La balena aliena, nome che suona benissimo anche nella traduzione letterale italiana, concepisce buone idee e le porta fino in fondo; tutto parte da riff che meritavano una giusta valorizzazione e questi, senza troppi giri di parole, vanno a sfasciare gli headbanger più accaniti. Il math rock senza crescendo, solo una grande onda d’energia, con riflussi laterali. Il risultato è lo stesso: lo tsunami abbatte tutto. Le tastiere di Matt Mottel (Talibam!) nemmeno ci provano a essere inconsuete: hanno l’allure di un organetto. Come pure le chtarre di Colin Langenus (USAisamonster), doppiate in modo semplice ma d’effetto.
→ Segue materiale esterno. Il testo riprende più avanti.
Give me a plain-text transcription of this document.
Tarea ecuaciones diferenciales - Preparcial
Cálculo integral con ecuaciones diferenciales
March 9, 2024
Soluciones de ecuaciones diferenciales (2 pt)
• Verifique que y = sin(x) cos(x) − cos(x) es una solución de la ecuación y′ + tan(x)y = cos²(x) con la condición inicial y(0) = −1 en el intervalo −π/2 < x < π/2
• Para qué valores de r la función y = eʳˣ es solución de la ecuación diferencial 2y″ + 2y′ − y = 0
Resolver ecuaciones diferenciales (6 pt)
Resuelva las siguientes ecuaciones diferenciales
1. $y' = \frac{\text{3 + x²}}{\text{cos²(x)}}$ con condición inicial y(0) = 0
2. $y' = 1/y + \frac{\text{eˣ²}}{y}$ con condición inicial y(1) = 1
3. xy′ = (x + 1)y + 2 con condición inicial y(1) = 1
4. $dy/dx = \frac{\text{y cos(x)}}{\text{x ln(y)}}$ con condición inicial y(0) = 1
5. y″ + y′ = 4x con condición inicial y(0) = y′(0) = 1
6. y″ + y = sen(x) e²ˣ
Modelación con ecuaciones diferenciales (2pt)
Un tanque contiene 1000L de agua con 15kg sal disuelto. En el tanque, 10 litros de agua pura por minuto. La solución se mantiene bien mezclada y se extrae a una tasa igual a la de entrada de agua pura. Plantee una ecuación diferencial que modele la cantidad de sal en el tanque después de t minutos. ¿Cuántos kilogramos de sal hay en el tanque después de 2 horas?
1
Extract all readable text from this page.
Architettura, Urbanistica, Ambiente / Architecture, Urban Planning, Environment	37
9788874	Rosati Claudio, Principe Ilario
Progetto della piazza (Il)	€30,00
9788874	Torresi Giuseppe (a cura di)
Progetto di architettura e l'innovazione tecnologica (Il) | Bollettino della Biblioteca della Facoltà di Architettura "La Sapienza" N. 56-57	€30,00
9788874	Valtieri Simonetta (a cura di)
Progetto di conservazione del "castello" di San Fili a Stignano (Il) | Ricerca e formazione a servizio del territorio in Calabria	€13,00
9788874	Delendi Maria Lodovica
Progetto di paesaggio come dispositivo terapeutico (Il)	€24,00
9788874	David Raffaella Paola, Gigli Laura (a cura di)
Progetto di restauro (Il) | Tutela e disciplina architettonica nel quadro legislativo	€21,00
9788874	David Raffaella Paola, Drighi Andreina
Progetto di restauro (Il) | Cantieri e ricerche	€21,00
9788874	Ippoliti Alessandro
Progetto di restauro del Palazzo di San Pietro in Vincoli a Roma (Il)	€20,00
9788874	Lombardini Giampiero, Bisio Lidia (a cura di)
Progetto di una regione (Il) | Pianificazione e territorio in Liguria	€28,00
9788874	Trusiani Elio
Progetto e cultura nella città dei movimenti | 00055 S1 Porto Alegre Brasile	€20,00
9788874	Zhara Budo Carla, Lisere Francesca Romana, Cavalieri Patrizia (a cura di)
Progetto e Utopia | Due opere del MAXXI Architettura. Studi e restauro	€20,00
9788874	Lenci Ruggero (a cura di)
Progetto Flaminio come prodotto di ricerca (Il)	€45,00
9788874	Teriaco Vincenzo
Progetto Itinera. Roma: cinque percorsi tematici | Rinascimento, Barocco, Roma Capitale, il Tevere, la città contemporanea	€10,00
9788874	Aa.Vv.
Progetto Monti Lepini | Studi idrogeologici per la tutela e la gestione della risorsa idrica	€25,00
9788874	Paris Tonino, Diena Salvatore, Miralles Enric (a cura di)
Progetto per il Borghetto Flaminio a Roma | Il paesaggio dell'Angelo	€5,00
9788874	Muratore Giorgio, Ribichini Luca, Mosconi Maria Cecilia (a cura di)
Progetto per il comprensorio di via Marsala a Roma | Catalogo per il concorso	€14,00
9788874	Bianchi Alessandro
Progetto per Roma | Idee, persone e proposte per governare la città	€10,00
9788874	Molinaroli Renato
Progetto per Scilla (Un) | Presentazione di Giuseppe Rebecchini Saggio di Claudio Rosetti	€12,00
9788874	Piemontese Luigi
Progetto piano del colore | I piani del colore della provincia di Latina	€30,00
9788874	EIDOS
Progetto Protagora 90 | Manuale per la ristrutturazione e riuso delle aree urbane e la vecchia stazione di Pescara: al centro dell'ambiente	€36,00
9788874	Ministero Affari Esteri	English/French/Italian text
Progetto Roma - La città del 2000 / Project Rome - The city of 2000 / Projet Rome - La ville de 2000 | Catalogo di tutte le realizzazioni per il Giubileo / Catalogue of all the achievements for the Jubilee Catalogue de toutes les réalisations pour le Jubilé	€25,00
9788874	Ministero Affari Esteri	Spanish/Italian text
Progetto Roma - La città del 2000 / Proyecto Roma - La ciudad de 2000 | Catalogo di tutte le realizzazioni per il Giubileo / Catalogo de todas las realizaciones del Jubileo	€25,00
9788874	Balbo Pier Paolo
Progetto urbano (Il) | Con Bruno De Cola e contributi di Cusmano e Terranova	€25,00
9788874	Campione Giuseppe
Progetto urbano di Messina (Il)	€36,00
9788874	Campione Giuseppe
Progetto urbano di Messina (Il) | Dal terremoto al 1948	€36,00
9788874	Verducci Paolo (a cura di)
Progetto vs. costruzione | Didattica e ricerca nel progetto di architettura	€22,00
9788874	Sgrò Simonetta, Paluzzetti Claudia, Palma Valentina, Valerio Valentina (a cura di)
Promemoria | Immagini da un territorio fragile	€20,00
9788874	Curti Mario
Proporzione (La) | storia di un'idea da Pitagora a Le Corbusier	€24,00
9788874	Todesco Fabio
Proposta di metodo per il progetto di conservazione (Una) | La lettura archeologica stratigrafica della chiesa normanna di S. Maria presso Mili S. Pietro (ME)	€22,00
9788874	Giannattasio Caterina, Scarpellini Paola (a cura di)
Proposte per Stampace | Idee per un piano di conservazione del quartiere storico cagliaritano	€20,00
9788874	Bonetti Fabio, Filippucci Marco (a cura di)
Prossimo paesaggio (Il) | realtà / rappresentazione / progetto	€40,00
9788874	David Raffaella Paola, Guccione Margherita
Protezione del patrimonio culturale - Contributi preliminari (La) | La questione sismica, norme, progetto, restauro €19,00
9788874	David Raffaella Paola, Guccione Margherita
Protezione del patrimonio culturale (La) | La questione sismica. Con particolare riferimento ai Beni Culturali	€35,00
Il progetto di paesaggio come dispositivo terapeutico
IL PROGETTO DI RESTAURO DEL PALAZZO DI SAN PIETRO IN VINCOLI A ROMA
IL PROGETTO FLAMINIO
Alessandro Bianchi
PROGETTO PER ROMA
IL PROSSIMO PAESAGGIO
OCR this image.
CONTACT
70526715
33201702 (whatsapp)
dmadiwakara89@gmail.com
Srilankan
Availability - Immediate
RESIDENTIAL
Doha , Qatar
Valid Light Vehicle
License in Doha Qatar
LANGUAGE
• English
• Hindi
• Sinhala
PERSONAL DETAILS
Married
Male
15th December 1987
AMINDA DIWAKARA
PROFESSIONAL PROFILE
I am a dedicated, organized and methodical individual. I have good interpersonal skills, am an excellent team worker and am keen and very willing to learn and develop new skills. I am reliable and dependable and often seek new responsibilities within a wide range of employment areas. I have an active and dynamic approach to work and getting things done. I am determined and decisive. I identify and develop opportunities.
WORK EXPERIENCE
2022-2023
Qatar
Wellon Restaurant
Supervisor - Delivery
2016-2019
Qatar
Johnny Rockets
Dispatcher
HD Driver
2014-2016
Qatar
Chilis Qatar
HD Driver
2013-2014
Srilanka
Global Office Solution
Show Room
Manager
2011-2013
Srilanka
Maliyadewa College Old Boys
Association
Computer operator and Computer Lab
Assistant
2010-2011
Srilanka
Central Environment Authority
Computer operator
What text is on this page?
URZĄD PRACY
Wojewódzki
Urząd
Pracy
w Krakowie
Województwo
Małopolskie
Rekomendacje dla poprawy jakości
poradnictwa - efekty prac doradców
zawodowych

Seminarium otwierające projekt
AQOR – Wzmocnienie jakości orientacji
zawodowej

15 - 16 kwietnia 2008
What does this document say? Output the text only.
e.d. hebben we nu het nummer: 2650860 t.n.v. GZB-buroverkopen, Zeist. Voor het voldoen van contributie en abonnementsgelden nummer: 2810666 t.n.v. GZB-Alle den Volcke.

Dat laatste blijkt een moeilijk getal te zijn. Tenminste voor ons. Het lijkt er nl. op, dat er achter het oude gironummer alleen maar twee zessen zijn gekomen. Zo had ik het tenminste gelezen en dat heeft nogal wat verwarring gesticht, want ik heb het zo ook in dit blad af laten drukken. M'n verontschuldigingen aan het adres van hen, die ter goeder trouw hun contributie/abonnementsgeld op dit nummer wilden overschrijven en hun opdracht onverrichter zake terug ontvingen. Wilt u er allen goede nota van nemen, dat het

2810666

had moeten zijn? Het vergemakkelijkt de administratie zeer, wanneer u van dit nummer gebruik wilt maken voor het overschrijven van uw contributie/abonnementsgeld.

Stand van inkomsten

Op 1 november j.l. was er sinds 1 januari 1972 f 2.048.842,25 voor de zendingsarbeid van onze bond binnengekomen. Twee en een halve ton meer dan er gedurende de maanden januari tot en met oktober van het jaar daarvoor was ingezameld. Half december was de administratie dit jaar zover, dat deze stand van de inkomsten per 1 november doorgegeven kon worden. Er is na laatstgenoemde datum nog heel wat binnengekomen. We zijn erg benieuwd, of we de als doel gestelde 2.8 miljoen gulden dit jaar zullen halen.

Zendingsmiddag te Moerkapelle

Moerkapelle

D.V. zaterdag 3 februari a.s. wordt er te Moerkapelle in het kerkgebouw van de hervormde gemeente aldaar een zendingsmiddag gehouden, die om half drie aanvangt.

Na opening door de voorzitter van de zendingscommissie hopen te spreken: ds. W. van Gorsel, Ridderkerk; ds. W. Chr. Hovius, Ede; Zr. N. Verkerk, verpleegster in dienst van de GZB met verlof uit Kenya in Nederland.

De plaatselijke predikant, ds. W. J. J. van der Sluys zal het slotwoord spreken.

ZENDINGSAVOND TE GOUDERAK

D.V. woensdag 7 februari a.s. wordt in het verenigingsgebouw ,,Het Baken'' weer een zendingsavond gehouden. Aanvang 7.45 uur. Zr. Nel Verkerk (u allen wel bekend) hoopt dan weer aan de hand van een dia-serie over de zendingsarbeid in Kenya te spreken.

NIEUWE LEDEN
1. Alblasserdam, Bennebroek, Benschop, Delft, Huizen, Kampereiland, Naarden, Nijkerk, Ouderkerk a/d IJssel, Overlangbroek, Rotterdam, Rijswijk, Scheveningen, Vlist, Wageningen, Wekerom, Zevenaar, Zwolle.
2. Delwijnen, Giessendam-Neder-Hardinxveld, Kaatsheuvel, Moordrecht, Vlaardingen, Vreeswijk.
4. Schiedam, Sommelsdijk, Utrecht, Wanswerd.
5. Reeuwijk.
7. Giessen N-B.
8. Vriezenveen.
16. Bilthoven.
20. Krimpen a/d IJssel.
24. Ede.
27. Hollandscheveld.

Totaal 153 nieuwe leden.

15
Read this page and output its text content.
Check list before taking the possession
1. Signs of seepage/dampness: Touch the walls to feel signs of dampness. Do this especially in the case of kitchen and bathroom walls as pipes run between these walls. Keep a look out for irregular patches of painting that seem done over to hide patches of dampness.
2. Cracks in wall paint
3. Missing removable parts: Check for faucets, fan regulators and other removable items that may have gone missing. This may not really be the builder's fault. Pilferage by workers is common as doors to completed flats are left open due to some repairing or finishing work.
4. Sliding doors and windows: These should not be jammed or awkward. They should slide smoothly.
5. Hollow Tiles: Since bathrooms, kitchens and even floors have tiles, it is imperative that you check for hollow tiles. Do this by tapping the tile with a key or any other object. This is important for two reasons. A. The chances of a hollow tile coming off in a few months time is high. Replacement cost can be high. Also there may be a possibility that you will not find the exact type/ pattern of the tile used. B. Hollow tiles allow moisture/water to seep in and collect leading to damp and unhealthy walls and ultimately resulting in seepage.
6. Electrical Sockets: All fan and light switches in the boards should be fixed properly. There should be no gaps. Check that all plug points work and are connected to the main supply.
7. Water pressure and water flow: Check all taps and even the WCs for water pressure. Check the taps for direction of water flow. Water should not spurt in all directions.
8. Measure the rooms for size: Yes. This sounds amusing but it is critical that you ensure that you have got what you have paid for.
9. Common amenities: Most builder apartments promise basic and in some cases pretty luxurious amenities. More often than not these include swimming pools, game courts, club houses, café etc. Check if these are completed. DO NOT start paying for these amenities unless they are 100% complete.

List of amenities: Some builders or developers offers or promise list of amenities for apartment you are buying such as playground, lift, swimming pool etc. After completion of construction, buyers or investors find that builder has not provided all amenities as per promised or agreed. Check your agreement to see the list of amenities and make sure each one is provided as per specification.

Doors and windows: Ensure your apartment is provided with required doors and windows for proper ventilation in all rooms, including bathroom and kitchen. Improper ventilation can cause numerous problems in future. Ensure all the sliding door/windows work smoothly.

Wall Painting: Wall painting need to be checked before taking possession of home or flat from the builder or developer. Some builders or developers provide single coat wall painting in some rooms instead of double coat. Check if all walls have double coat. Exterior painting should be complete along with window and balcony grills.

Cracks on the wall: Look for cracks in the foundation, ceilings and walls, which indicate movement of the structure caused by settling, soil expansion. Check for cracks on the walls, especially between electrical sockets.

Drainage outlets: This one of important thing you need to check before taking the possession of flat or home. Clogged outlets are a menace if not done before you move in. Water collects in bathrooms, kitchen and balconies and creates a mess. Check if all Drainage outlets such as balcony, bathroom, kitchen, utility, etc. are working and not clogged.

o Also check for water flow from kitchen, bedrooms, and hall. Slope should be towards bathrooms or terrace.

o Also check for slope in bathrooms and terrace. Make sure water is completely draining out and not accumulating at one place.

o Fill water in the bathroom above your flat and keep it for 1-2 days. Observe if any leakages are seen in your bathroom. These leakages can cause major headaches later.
La massa più impattante, come da copione per un gruppo energetico come questo, proviene dal drumming, quello del batterista Nick Lesley (Necking), una furia anche con le sordine, forse anche se suonasse usando bicchieri trasmetterebbe la stessa potente carica.
La terza e ultima traccia è la realizzazione di questa musica ciclica, un flusso (la parola non è usata a caso, dato che i membri degli Alien Whale hanno militato anche nel collettivo Fluxus) rock coinvolgente e dinamico, seppur statico nella struttura, la classica traccia che potrebbe durare all’infinito. Dagli Alien Whale potremmo aspettarci enormi cose in futuro, ma al momento sembra che il trio sostanzialmente si diverta, scegliendo con cura le tracce, e cesellandole a dovere prima di scatenare l’inferno.